A lot of people are injured at work each year. Below, we will focus on the employer’s liability for industrial injuries.
Firstly, there are seven important rules to remember in relation to industrial injuries and assessment of liability:
An industrial injury is either an injury caused by an accident or an illness/medical condition caused by the work or the conditions under which the work has been carried out (industrial disease).
The employer must report an industrial injury to the Labour market fund for occupational diseases (AES), and if the injury is recognised by AES as a recoverable industrial injury under the Industrial Injury Insurance Act, the injured employee will receive payment for a number of insurance items under the Industrial Injury Insurance Act - irrespective of whether the employer is responsible for the accident or the industrial disease.
There are great differences between the insurance items covered under the Industrial Injury Insurance Act and the items which the injured employee may claim from a liable employer and which are therefore covered under the Liability in Damages Act.
The difference between claims for damages under the Industrial Injury Insurance Act and claims for damages under the Liability in Damages Act is called a differential claim. A differential claim cannot be raised by the injured employee until it has been decided which damages the employee will receive under the Industrial Injury Insurance Act.

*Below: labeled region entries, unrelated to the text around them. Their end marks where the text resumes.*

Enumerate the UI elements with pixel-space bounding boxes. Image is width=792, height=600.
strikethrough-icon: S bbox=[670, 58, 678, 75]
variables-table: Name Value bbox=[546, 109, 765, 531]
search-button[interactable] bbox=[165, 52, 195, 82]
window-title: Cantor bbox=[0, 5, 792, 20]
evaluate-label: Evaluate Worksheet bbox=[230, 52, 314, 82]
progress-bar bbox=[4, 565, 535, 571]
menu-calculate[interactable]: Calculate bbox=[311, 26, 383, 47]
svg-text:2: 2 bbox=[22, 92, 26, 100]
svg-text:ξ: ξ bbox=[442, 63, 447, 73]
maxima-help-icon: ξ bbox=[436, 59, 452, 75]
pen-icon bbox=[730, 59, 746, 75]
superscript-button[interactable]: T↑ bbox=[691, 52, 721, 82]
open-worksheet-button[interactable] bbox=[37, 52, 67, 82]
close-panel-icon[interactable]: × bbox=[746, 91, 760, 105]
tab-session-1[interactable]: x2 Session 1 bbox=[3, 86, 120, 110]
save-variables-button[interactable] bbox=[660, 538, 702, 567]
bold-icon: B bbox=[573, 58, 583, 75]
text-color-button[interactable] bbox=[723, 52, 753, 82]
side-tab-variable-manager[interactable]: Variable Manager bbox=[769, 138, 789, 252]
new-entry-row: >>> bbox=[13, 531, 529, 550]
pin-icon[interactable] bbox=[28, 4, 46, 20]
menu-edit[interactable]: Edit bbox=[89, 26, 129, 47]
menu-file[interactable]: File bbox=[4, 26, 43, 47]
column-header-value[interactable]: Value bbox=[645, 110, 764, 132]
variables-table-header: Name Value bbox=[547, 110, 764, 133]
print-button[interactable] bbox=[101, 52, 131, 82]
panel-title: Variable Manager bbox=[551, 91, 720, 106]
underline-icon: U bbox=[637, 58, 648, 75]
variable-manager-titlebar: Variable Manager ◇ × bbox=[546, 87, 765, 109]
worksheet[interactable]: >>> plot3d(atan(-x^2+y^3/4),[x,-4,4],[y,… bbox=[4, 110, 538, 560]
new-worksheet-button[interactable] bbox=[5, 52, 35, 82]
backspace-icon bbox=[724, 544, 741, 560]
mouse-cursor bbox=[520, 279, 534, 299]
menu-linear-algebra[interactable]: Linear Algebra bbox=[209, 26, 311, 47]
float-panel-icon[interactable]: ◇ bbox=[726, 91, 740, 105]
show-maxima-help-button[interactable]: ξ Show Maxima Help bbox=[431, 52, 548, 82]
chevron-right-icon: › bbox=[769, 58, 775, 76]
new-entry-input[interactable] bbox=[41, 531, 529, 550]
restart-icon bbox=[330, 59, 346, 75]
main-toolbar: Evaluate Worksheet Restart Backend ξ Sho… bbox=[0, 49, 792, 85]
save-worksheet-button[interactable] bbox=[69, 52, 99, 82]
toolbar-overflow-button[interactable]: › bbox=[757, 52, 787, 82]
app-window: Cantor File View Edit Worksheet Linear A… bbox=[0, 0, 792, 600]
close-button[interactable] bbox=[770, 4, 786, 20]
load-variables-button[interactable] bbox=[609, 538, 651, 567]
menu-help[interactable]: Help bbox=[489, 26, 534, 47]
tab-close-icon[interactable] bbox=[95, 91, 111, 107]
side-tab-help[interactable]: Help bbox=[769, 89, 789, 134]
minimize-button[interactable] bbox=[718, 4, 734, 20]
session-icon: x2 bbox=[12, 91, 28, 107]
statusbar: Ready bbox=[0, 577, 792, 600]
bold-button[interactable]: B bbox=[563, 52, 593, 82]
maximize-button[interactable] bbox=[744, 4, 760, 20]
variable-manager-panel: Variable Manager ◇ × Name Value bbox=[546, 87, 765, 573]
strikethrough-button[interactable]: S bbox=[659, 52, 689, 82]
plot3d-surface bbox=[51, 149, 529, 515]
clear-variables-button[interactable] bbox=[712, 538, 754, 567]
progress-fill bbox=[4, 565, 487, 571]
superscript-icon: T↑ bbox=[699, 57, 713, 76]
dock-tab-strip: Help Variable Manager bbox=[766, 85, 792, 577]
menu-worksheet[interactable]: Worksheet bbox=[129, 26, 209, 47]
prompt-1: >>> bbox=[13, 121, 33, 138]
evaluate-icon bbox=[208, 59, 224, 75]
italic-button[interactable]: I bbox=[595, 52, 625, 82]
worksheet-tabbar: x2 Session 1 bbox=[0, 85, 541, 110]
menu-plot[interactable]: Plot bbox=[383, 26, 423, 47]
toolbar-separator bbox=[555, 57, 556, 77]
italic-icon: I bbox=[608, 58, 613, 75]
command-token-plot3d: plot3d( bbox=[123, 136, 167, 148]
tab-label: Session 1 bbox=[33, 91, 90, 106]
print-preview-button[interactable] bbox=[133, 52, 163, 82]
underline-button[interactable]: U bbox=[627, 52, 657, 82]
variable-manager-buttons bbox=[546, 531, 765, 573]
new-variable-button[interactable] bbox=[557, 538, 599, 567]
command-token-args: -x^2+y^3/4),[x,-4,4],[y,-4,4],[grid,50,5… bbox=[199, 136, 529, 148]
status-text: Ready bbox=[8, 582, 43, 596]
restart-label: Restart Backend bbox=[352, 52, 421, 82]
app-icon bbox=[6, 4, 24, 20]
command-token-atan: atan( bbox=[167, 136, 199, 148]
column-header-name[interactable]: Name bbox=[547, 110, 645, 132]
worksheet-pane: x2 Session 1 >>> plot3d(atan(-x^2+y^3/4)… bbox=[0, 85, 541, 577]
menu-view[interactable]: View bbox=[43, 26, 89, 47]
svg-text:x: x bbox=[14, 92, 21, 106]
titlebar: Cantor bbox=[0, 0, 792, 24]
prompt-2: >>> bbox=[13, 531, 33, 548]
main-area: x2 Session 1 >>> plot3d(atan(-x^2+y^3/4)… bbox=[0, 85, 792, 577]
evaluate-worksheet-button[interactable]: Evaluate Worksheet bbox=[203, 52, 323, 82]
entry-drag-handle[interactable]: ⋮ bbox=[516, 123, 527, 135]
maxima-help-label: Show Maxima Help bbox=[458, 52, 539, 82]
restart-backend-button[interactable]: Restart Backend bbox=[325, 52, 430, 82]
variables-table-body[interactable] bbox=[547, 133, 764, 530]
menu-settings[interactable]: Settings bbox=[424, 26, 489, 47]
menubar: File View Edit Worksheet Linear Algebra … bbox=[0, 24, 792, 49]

There is no connection or sign of equation between an industrial injury recognised by the Labour market fund for occupational diseases and the employer’s liability for the claims which an injured employee may calculate under the Liability in Damages Act. There is therefore no automatics between a recognised industrial injury and the fact that the employer is liable in damages for differential claims.
An employer is liable in damages for an industrial injury only if it can be proved that the employer has acted in an actionable manner vis-á-vis the injured employee, and that the injured employee has suffered an injury which is linked as a causal connection with the accident or the work situation which the injured employee has been exposed to for a period.
Due to the requirement for authority, a public employer - as opposed to a private employer - may not pay damages to an injured employee based on ex gratia views. A specific assessment has to be made, and liability in damages may be recognised only in the situation where it is assessed that there is a reasonable basis for the employer to be liable in damages.
Physical industrial injuries - assessment of liability
It is a myth (or misunderstanding) that strict liability in damages applies to an employer if the employee is injured due to the physical working environment.
A review of more than 30 years' case law shows that the employer’s liability will only be subject to a more strict assessment by the courts if the industrial injury has taken place due to the performance of dangerous work - work which is in itself generally considered dangerous (e.g. with a dangerous machine) or if accidents have happened or almost happened while performing the work.
A decisive question is whether the employer or the employee for which the employer is liable has departed from a recognised or usual pattern of behaviour due to his/her actions or omissions and this has caused the industrial injury. If so, the employer is presumably liable in damages.
The question whether an action or omission has resulted in the employer or employee having acted in an actionable manner depends first of all on whether the rules or guidelines concerning the performance of the work or the workplace’s fitting up etc. have been specifically violated.
Particularly important factors
All other types of physical industrial injuries must be assessed based on a number of factors which are often described as decisive factors:
- The injured employee’s education - if he/she has special training (e.g. employee-to-employee training or apprenticeship) to perform the work, it takes more to become liable compared to an injured employee who has not had any special training.
- The injured employee’s experience/age - if he/she has long experience performing the work, and if he/she is not quite young, it takes more to become liable. Complicated/uncomplicated work process - if the work process is complicated, it is more likely that liability will be incurred compared to an uncomplicated work process.
- Usual or unusual work process - if the injury has occurred during a work process which the employee often performs, it is less in likely that liability will be incurred than if the injury has occurred while performing usual work.
- Expected/unexpected problems arising when performing the work - if something expected happens while performing the work, it is less likely that liability will be incurred than if what causes the industrial injury is an unexpected problem.
If an industrial injury is recognised by the Labour market fund for occupational diseases, the industrial injury may trigger a number of requirements under the Industrial Injury Insurance Act, of which some may be covered by the Liability in Damages Act. That cover will be relevant only if there is a differential claim, or if the industrial injury is not recognised by the Labour market fund for occupational diseases as the statutory insurance system is the primary system, and you have to apply to this system first.
Assessment of liability
When assessing whether an employer has provided sufficient instruction, carried out the required supervision, has planned and arranged the work appropriately, these particularly important factors may be used as a check list to assess whether the public employer has acted in an actionable manner in connection with the industrial injury.
If this assessment results in liability not being recognised, the injured employee’s differential claim must be rejected. If the assessment shows that liability in damages may be recognised, it must be assessed whether the claims for damages made have causal connection with the injury, including whether it is due to other pre-existing sufferings that the claim for damages has been calculated as done. When making this assessment, a public employer must also make a specific assessment as to whether the claims for damages have been calculated correctly.